Eine Figur, die der österreichische Travestiekünstler Tom Neuwirth als Reaktion auf die Diskriminierungen, die ihm in jungen Jahren wegen seiner Homosexualität widerfuhren, schuf.

Philip Michel

pmichel@tageblatt.lu

Im Gegensatz zu Dana International 16 Jahre zuvor war Conchita Wursts Sieg am Samstag unangefochten. Den riesigen Vorsprung als Zeichen einer neuen Toleranz in Europa zu sehen, wäre schön. Schließlich ist es noch nicht so lange her, dass Frauen mit Bärten zum festen Inventar der Freak-Show-Buden auf dem Jahrmarkt gehörten. Und außerdem, hätte Conchita am Samstag auch ohne Bart gewonnen? Wohl eher nicht.

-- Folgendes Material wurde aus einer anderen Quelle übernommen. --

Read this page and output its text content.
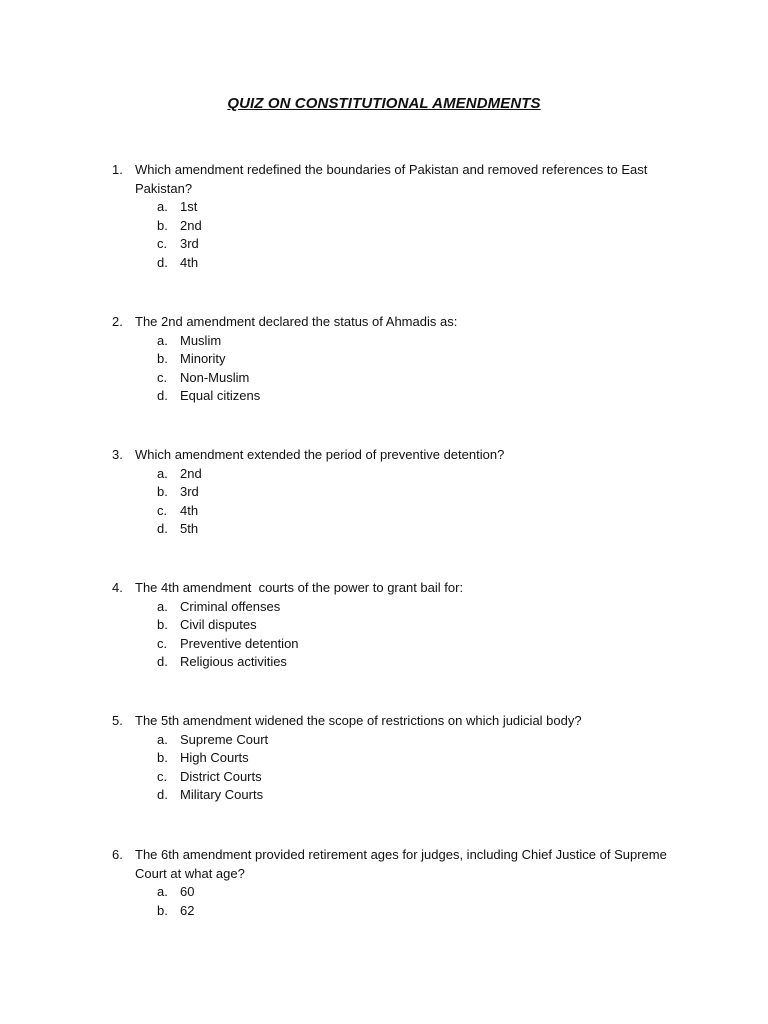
QUIZ ON CONSTITUTIONAL AMENDMENTS
1. Which amendment redefined the boundaries of Pakistan and removed references to East Pakistan?
a. 1st
b. 2nd
c. 3rd
d. 4th
2. The 2nd amendment declared the status of Ahmadis as:
a. Muslim
b. Minority
c. Non-Muslim
d. Equal citizens
3. Which amendment extended the period of preventive detention?
a. 2nd
b. 3rd
c. 4th
d. 5th
4. The 4th amendment  courts of the power to grant bail for:
a. Criminal offenses
b. Civil disputes
c. Preventive detention
d. Religious activities
5. The 5th amendment widened the scope of restrictions on which judicial body?
a. Supreme Court
b. High Courts
c. District Courts
d. Military Courts
6. The 6th amendment provided retirement ages for judges, including Chief Justice of Supreme Court at what age?
a. 60
b. 62
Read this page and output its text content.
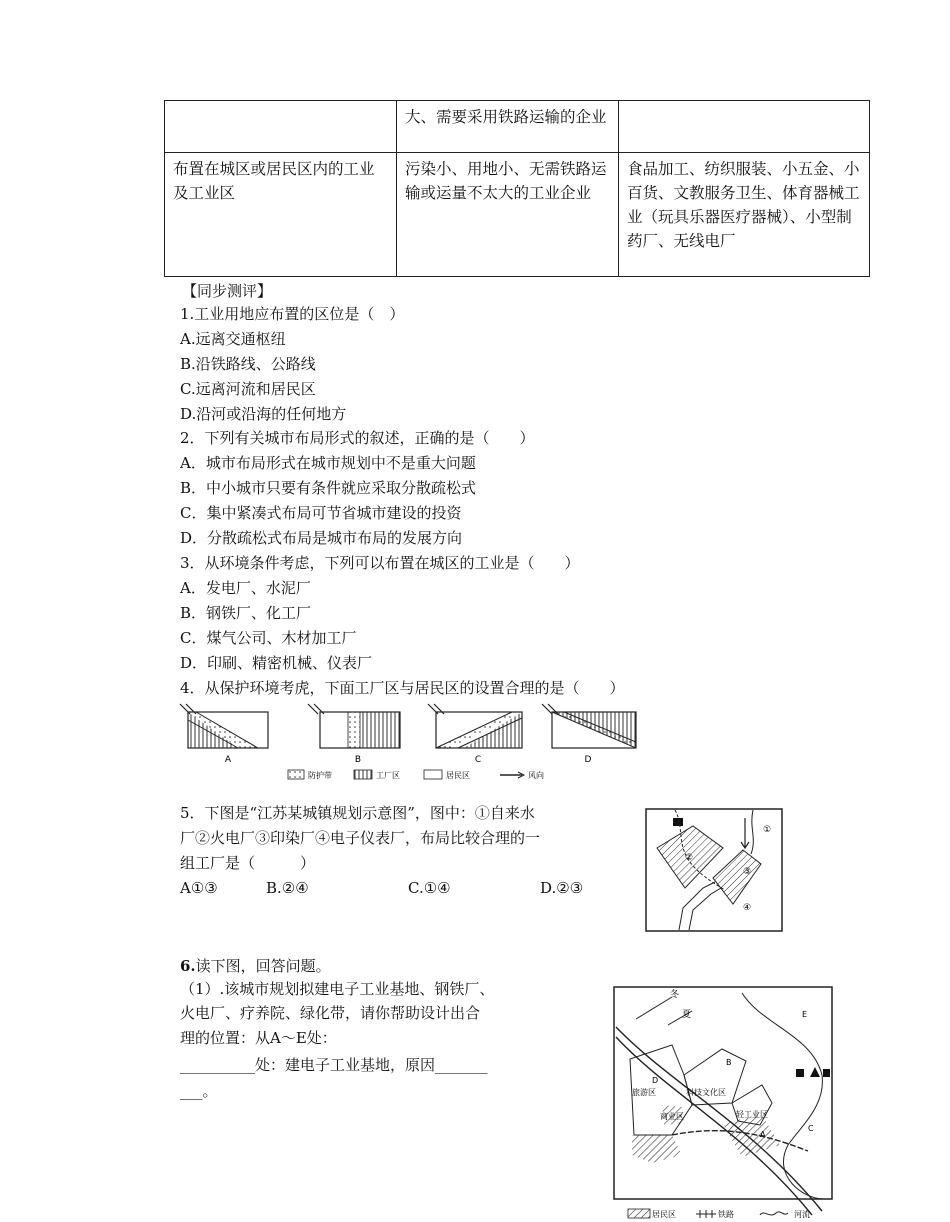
	大、需要采用铁路运输的企业	
布置在城区或居民区内的工业及工业区	污染小、用地小、无需铁路运输或运量不太大的工业企业	食品加工、纺织服装、小五金、小百货、文教服务卫生、体育器械工业（玩具乐器医疗器械）、小型制药厂、无线电厂
【同步测评】
1.工业用地应布置的区位是（　）
A.远离交通枢纽
B.沿铁路线、公路线
C.远离河流和居民区
D.沿河或沿海的任何地方
2．下列有关城市布局形式的叙述，正确的是（　　）
A．城市布局形式在城市规划中不是重大问题
B．中小城市只要有条件就应采取分散疏松式
C．集中紧凑式布局可节省城市建设的投资
D．分散疏松式布局是城市布局的发展方向
3．从环境条件考虑，下列可以布置在城区的工业是（　　）
A．发电厂、水泥厂
B．钢铁厂、化工厂
C．煤气公司、木材加工厂
D．印刷、精密机械、仪表厂
4．从保护环境考虎，下面工厂区与居民区的设置合理的是（　　）
A	B	C	D
防护带	工厂区	居民区	风向
5．下图是“江苏某城镇规划示意图”，图中：①自来水
厂②火电厂③印染厂④电子仪表厂，布局比较合理的一
组工厂是（　　　）
A①③	B.②④	C.①④	D.②③
①
②
③
④
6.读下图，回答问题。
（1）.该城市规划拟建电子工业基地、钢铁厂、
火电厂、疗养院、绿化带，请你帮助设计出合
理的位置：从A～E处：
__________处：建电子工业基地，原因_______
___。
冬
夏
科技文化区
轻工业区
旅游区
商业区
A
B
C
D
E
居民区	铁路	河流
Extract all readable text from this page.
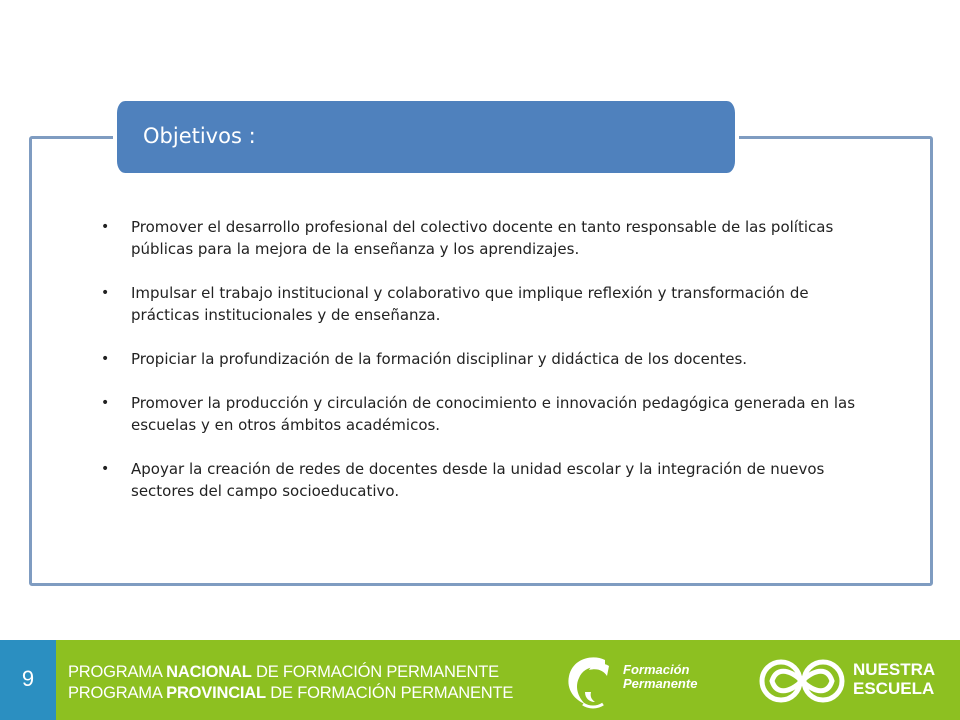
Objetivos :
• Promover el desarrollo profesional del colectivo docente en tanto responsable de las políticas públicas para la mejora de la enseñanza y los aprendizajes.
• Impulsar el trabajo institucional y colaborativo que implique reflexión y transformación de prácticas institucionales y de enseñanza.
• Propiciar la profundización de la formación disciplinar y didáctica de los docentes.
• Promover la producción y circulación de conocimiento e innovación pedagógica generada en las escuelas y en otros ámbitos académicos.
• Apoyar la creación de redes de docentes desde la unidad escolar y la integración de nuevos sectores del campo socioeducativo.
9	PROGRAMA NACIONAL DE FORMACIÓN PERMANENTE
PROGRAMA PROVINCIAL DE FORMACIÓN PERMANENTE
Formación
Permanente
NUESTRA
ESCUELA
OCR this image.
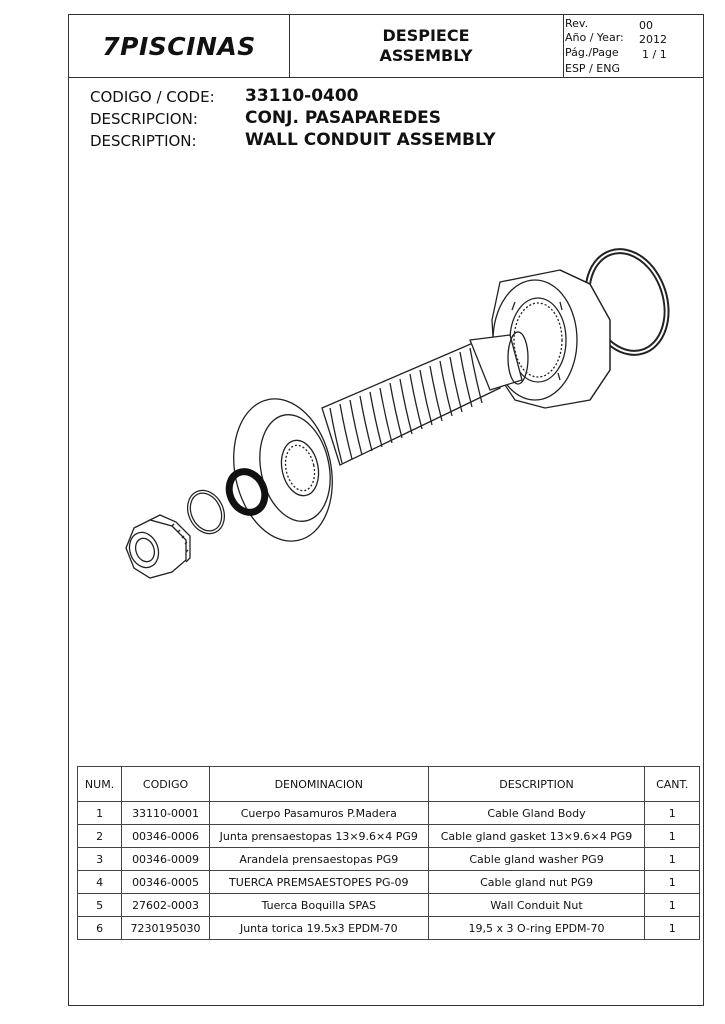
7PISCINAS	DESPIECE
ASSEMBLY
Rev.	00
Año / Year: 2012
Pág./Page 1 / 1
ESP / ENG
CODIGO / CODE: 33110-0400
DESCRIPCION:	CONJ. PASAPAREDES
DESCRIPTION:	WALL CONDUIT ASSEMBLY
NUM.	CODIGO	DENOMINACION	DESCRIPTION	CANT.
1	33110-0001	Cuerpo Pasamuros P.Madera	Cable Gland Body	1
2	00346-0006	Junta prensaestopas 13×9.6×4 PG9	Cable gland gasket 13×9.6×4 PG9	1
3	00346-0009	Arandela prensaestopas PG9	Cable gland washer PG9	1
4	00346-0005	TUERCA PREMSAESTOPES PG-09	Cable gland nut PG9	1
5	27602-0003	Tuerca Boquilla SPAS	Wall Conduit Nut	1
6	7230195030	Junta torica 19.5x3 EPDM-70	19,5 x 3 O-ring EPDM-70	1
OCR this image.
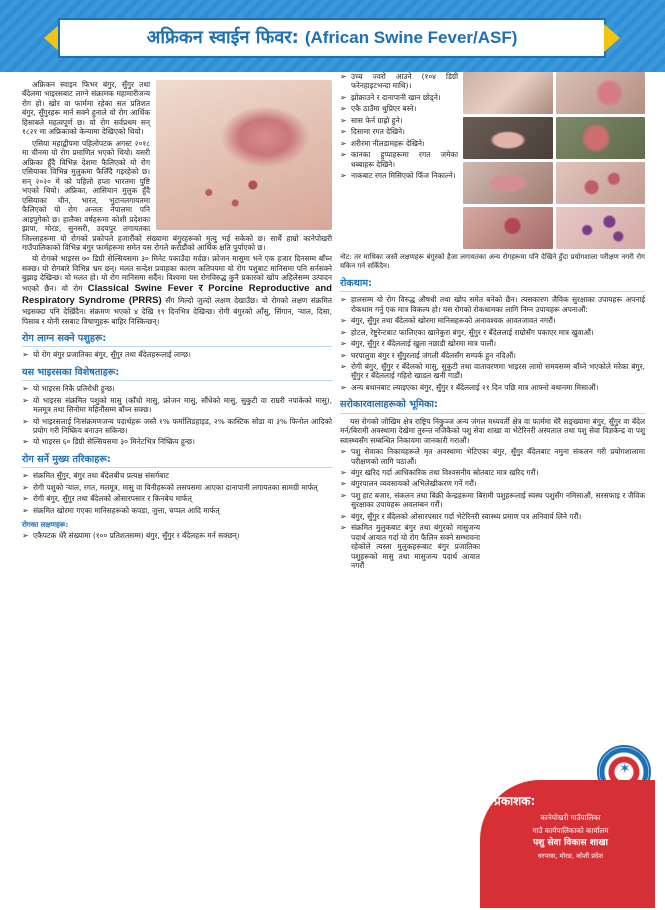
अफ्रिकन स्वाईन फिवर: (African Swine Fever/ASF)

अफ्रिकन स्वाइन फिभर बंगुर, सुँगुर तथा बँदेलमा भाइरसबाट लाग्ने संक्रामक महामारीजन्य रोग हो। खोर वा फार्ममा रहेका सत प्रतिशत बंगुर, सुँगुरहरू मार्न सक्ने हुनाले यो रोग आर्थिक हिसाबले महत्वपूर्ण छ। यो रोग सर्वप्रथम सन् १८२१ मा अफ्रिकाको केन्यामा देखिएको थियो।

एसिया महाद्वीपमा पहिलोपटक अगस्ट २०१८ मा चीनमा यो रोग प्रमाणित भएको थियो। यसरी अफ्रिका हुँदै विभिन्न देशमा फैलिएको यो रोग एसियाका विभिन्न मुलुकमा फैलिँदै गइरहेको छ। सन् २०२० मे को पहिलो हप्ता भारतमा पुष्टि भएको थियो। अफ्रिका, आसियान मुलुक हुँदै एसियाका चीन, भारत, भुटानलगायतमा फैलिएको यो रोग अन्ततः नेपालमा पनि आइपुगेको छ। हालैका वर्षहरूमा कोशी प्रदेशका झापा, मोरङ, सुनसरी, उदयपुर लगायतका जिल्लाहरूमा यो रोगको प्रकोपले हजारौंको संख्यामा बंगुरहरूको मृत्यु भई सकेको छ। सार्थै हाम्रो कानेपोखरी गाउँपालिकाको विभिन्न बंगुर फार्महरूमा समेत यस रोगले करोडौंको आर्थिक क्षति पुर्याएको छ।

यो रोगको भाइरस ७० डिग्री सेल्सियसमा ३० मिनेट पकाउँदा मर्दछ। फ्रोजन मासुमा भने एक हजार दिनसम्म बाँच्न सक्छ। यो रोगबारे विभिन्न भ्रम छन्। मलत सन्देश प्रवाहका कारण कतिपयमा यो रोग पशुबाट मानिसमा पनि सर्नसक्ने बुझाइ देखिन्छ। यो मलत हो। यो रोग मानिसमा सर्दैन। विश्वमा यस रोगविरुद्ध कुनै प्रकारको खोप अहिलेसम्म उत्पादन भएको छैन। यो रोग Classical Swine Fever र Porcine Reproductive and Respiratory Syndrome (PRRS) सँग मिल्दो जुल्दो लक्षण देखाउँछ। यो रोगको लक्षण संक्रमित भइसक्दा पनि देखिँदैन। संक्रमण भएको ४ देखि १९ दिनभित्र देखिन्छ। रोगी बंगुरको आँसु, सिंगान, र्‍याल, दिसा, पिसाब र योनी रसबाट विषाणुहरू बाहिर निस्किन्छन्।

रोग लाग्न सक्ने पशुहरू:
➢ यो रोग बंगुर प्रजातिका बंगुर, सुँगुर तथा बँदेलहरूलाई लाग्छ।
यस भाइरसका विशेषताहरू:
➢ यो भाइरस निकै प्रतिरोधी हुन्छ।
➢ यो भाइरस संक्रमित पशुको मासु (काँचो मासु, फ्रोजन मासु, सौंधेको मासु, सुकुटी वा राम्ररी नपाकेको मासु), मलमूत्र तथा सिनोमा महिनौंसम्म बाँच्न सक्छ।
➢ यो भाइरसलाई निःसंक्रमणजन्य पदार्थहरू जस्तै १% फर्मालिडहाइड, २% कास्टिक सोडा वा ३% फिनोल आदिको प्रयोग गरी निष्क्रिय बनाउन सकिन्छ।
➢ यो भाइरस ६० डिग्री सेल्सियसमा ३० मिनेटभित्र निष्क्रिय हुन्छ।
रोग सर्ने मुख्य तरिकाहरू:
➢ संक्रमित सुँगुर, बंगुर तथा बँदेलबीच प्रत्यक्ष संसर्गबाट
➢ रोगी पशुको र्‍याल, रगत, मलमूत्र, मासु वा यिनीहरूको लसपसमा आएका दानापानी लगायतका सामग्री मार्फत्
➢ रोगी बंगुर, सुँगुर तथा बँदेलको ओसारपसार र किनबेच मार्फत्
➢ संक्रमित खोरमा गएका मानिसहरूको कपडा, जुत्ता, चप्पल आदि मार्फत्
रोगका लक्षणहरू:
➢ एकैपटक धेरै संख्यामा (१०० प्रतिशतसम्म) बंगुर, सुँगुर र बँदेलहरू मर्न सक्छन्।
➢ उच्च ज्वरो आउने (१०४ डिग्री फरेनहाइटभन्दा माथि)।
➢ झोक्राउने र दानापानी खान छोड्ने।
➢ एकै ठाउँमा थुप्रिएर बस्ने।
➢ सास फेर्न ग्राह्रो हुने।
➢ दिसामा रगत देखिने।
➢ शरीरमा नीलडामहरू देखिने।
➢ कानका हुप्पाहरूमा रगत जमेका धब्बाहरू देखिने।
➢ नाकबाट रगत मिसिएको फिँज निकाल्ने।

नोट: तर माथिका जस्तै लक्षणहरू बंगुरको हैजा लगायतका अन्य रोगहरूमा पनि देखिने हुँदा प्रयोगशाला परीक्षण नगरी रोग यकिन गर्न सकिँदैन।

रोकथाम:
➢ हालसम्म यो रोग विरुद्ध औषधी तथा खोप समेत बनेको छैन। त्यसकारण जैविक सुरक्षाका उपायहरू अपनाई रोकथाम गर्नु एक मात्र विकल्प हो। यस रोगको रोकथामका लागि निम्न उपायहरू अपनाऔं:
➢ बंगुर, सुँगुर तथा बँदेलको खोरमा मानिसहरूको अनावश्यक आवतजावत नगरौं।
➢ होटल, रेष्टुरेन्टबाट फालिएका खानेकुरा बंगुर, सुँगुर र बँदेललाई राम्रोसँग पकाएर मात्र खुवाऔं।
➢ बंगुर, सुँगुर र बँदेललाई खुला नछाडी खोरमा मात्र पालौं।
➢ घरपालुवा बंगुर र सुँगुरलाई जंगली बँदेलसँग सम्पर्क हुन नदिऔं।
➢ रोगी बंगुर, सुँगुर र बँदेलको मासु, सुकुटी तथा वातावरणमा भाइरस लामो समयसम्म बाँच्ने भएकोले मरेका बंगुर, सुँगुर र बँदेललाई गहिरो खाडल खनी गाडौं।
➢ अन्य बथानबाट ल्याइएका बंगुर, सुँगुर र बँदेललाई २१ दिन पछि मात्र आफ्नो बथानमा मिसाऔं।
सरोकारवालाहरूको भूमिका:

यस रोगको जोखिम क्षेत्र राष्ट्रिय निकुञ्ज अन्य जंगल मध्यवर्ती क्षेत्र वा फार्ममा धेरै सङ्ख्यामा बंगुर, सुँगुर वा बँदेल मर्न/बिरामी अवस्थामा देखेमा तुरुन्त नजिकैको पशु सेवा शाखा वा भेटेरिनरी अस्पताल तथा पशु सेवा विज्ञकेन्द्र वा पशु स्वास्थ्यसँग सम्बन्धित निकायमा जानकारी गराऔं।

➢ पशु सेवाका निकायहरूले मृत अवस्थामा भेटिएका बंगुर, सुँगुर बँदेलबाट नमुना संकलन गरी प्रयोगशालामा परीक्षणको लागि पठाऔं।
➢ बंगुर खरिद गर्दा आधिकारिक तथा विश्वसनीय स्रोतबाट मात्र खरिद गरौं।
➢ बंगुरपालन व्यवसायको अभिलेखीकरण गर्ने गरौं।
➢ पशु हाट बजार, संकलन तथा बिक्री केन्द्रहरूमा बिरामी पशुहरूलाई स्वस्थ पशुसँग नमिसाऔं, सरसफाइ र जैविक सुरक्षाका उपायहरू अवलम्बन गरौं।
➢ बंगुर, सुँगुर र बँदेलको ओसारपसार गर्दा भेटेरिनरी स्वास्थ्य प्रमाण पत्र अनिवार्य लिने गरौं।
➢ संक्रमित मुलुकबाट बंगुर तथा बंगुरको मासुजन्य पदार्थ आयात गर्दा यो रोग फैलिन सक्ने सम्भावना रहेकोले त्यस्ता मुलुकहरूबाट बंगुर प्रजातिका पशुहरूको मासु तथा मासुजन्य पदार्थ आयात नगरौं
✶
प्रकाशक:
कानेपोखरी गाउँपालिका
गाउँ कार्यपालिकाको कार्यालय
पशु सेवा विकास शाखा
वरपरस, मोरङ, कोशी प्रदेश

Geholfen hat Wurst mit Sicherheit, dass die traditionelle Allianz der ehemaligen Ostblockstaaten erstmals deutliche Risse aufwies. Die Buhrufe aus dem Saal in Richtung Russland fanden ihre Fortsetzung in der Punktevergabe. Zwar schusterten sich Russland, Weißrussland, Aserbaidschan, Georgien, Armenien und ja, auch die Ukraine, in altbewährter Manier die Punkte zu.

Die baltischen Länder aber zum Beispiel scheinen ihre Gefolgschaft aufgekündigt zu haben. Und so ist der Eurovision Song Contest auch immer ein klein wenig Politik. Wobei in diesem Kontext nicht unerwähnt bleiben soll, dass Conchita Wurst aus Russland immerhin fünf Punkte bekam, was ob der immer offener zur Schau gestellten Homophobie im Putin-Reich dann doch eine positive Überraschung war.

Und Luxemburg in alledem?

Österreich ist also erstmals seit 48 Jahren wieder Sieger der europäischen Schlagerparade. 1966 war es Udo Jürgens, der mit „Merci, chérie“ triumphierte. Damals hieß der Wettbewerb noch „Grand Prix Eurovision de la Chanson“ und war wie sonst nur wenige Veranstaltungen alljährlich ein absolutes „Muss“ der Familienunterhaltung. Es nahmen keine 37, sondern 18 Länder teil. Und es wurde in der offiziellen Landessprache gesungen, während heute meist nur noch (auf Englisch) die Lippen zum Playback bewegt werden. Streit gab es aber auch vor 48 Jahren schon. Schweden kam in der Endabrechnung auf 16 Punkte, davon 15 aus den skandinavischen Nachbarländern …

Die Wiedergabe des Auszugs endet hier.